How likely is it that it will rain tomorrow? (Use a weather forecast and plot: Impossible, Unlikely, Likely, Certain.)
What is not Impossible or Certain, it can always rain anytime, or it can not rain at anytime. If above 50% rain or 50% rain, it is Likely, if below 50% it is Unlikely.
Probabilities of: 0.4 0.06 0.98 1.0 0.009 0.0 0.36
Impossible, Unlikely, Likely, Certain
What is:
Impossible: 0.0
Unlikely: 0.009, 0.4, 0.06, 0.36
Likely: 0.98
Certain: 1.0
Lydia and Calla are asking their classmates about their favorite animals.
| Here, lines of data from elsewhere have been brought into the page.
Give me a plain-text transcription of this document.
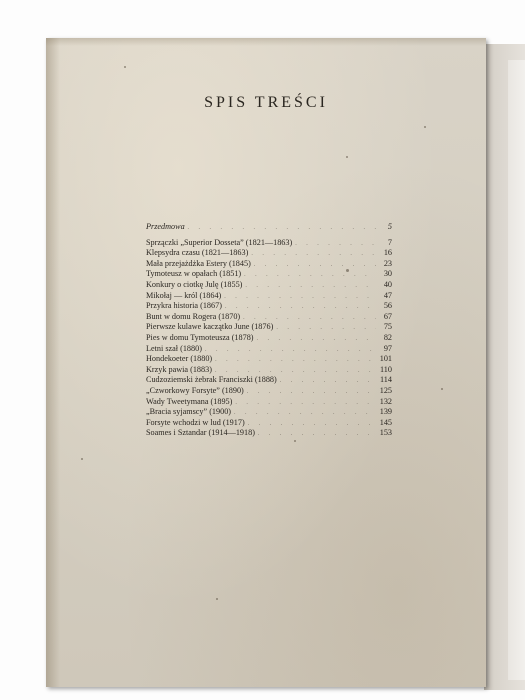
SPIS TREŚCI
Przedmowa . . .	5
Sprzączki „Superior Dosseta” (1821—1863) . . .	7
Klepsydra czasu (1821—1863) . . .	16
Mała przejażdżka Estery (1845) . . .	23
Tymoteusz w opałach (1851) . . .	30
Konkury o ciotkę Julę (1855) . . .	40
Mikołaj — król (1864) . . .	47
Przykra historia (1867) . . .	56
Bunt w domu Rogera (1870) . . .	67
Pierwsze kulawe kaczątko June (1876) . . .	75
Pies w domu Tymoteusza (1878) . . .	82
Letni szał (1880) . . .	97
Hondekoeter (1880) . . .	101
Krzyk pawia (1883) . . .	110
Cudzoziemski żebrak Franciszki (1888) . . .	114
„Czworkowy Forsyte” (1890) . . .	125
Wady Tweetymana (1895) . . .	132
„Bracia syjamscy” (1900) . . .	139
Forsyte wchodzi w lud (1917) . . .	145
Soames i Sztandar (1914—1918) . . .	153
Lydia suggests asking everyone in the class, while Calla says they should ask everyone in the class plus the teacher so they get a bigger variety and the data is more accurate. The correct way to measure favorite animals.
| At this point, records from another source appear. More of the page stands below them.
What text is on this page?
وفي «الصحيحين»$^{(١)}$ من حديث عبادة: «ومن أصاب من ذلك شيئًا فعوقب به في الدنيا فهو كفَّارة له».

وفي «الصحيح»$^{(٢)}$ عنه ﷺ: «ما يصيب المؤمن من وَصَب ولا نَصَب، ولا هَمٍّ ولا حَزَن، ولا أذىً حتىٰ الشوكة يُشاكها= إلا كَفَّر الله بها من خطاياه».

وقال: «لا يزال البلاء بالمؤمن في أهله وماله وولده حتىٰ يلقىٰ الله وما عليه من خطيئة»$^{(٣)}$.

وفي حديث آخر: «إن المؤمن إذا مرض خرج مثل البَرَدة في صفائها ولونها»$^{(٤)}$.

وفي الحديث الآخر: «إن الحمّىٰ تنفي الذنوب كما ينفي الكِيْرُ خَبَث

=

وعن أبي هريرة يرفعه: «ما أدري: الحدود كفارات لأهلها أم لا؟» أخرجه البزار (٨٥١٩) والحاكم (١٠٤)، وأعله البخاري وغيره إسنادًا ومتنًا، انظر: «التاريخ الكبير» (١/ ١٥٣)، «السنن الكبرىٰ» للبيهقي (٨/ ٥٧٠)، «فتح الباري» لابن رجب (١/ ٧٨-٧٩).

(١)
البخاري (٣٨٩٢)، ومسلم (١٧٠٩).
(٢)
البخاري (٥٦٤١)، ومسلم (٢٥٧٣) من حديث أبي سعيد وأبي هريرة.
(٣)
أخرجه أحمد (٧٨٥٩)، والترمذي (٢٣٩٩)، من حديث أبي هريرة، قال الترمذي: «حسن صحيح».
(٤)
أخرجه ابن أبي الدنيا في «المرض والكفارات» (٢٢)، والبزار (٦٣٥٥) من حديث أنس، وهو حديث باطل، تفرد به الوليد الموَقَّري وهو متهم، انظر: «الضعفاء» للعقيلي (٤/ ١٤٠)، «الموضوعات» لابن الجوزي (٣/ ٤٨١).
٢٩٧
What is Lydia's suggestion?
(The teacher is not part of the classmate population, therefore the data would be less accurate because it wouldn't just be the classmates' opinions.)
The probability of rolling a 3 on a fair coin.
What is impossible?
Is this a statistical question: What is the age range of your pet turtle and your pet lizard?
What is no?
A range is one number, not a variety of data.
Probability of rolling an even number and 3 on 1 fair dice.
What is impossible?
You cannot roll a 3 at the same time you roll an even number on 1 fair dice.
Is this a statistical question: What are the ages of your friend and your little sisters?
What is yes?
The different ways of expressing probability.
What is percentage, "out of" form, decimal form?
Is it possible for Danielle to get the same ANSWER if she changes, "how old is your dog" to "what is the age of your dog compared to YOUR age"? Explain how you know.
What is no?
What is this is because the first question is not a statistical question, it only displays the one piece of data of the dog's age. The second question is statistical because it compares 2 pieces of data: your dog's age and your age.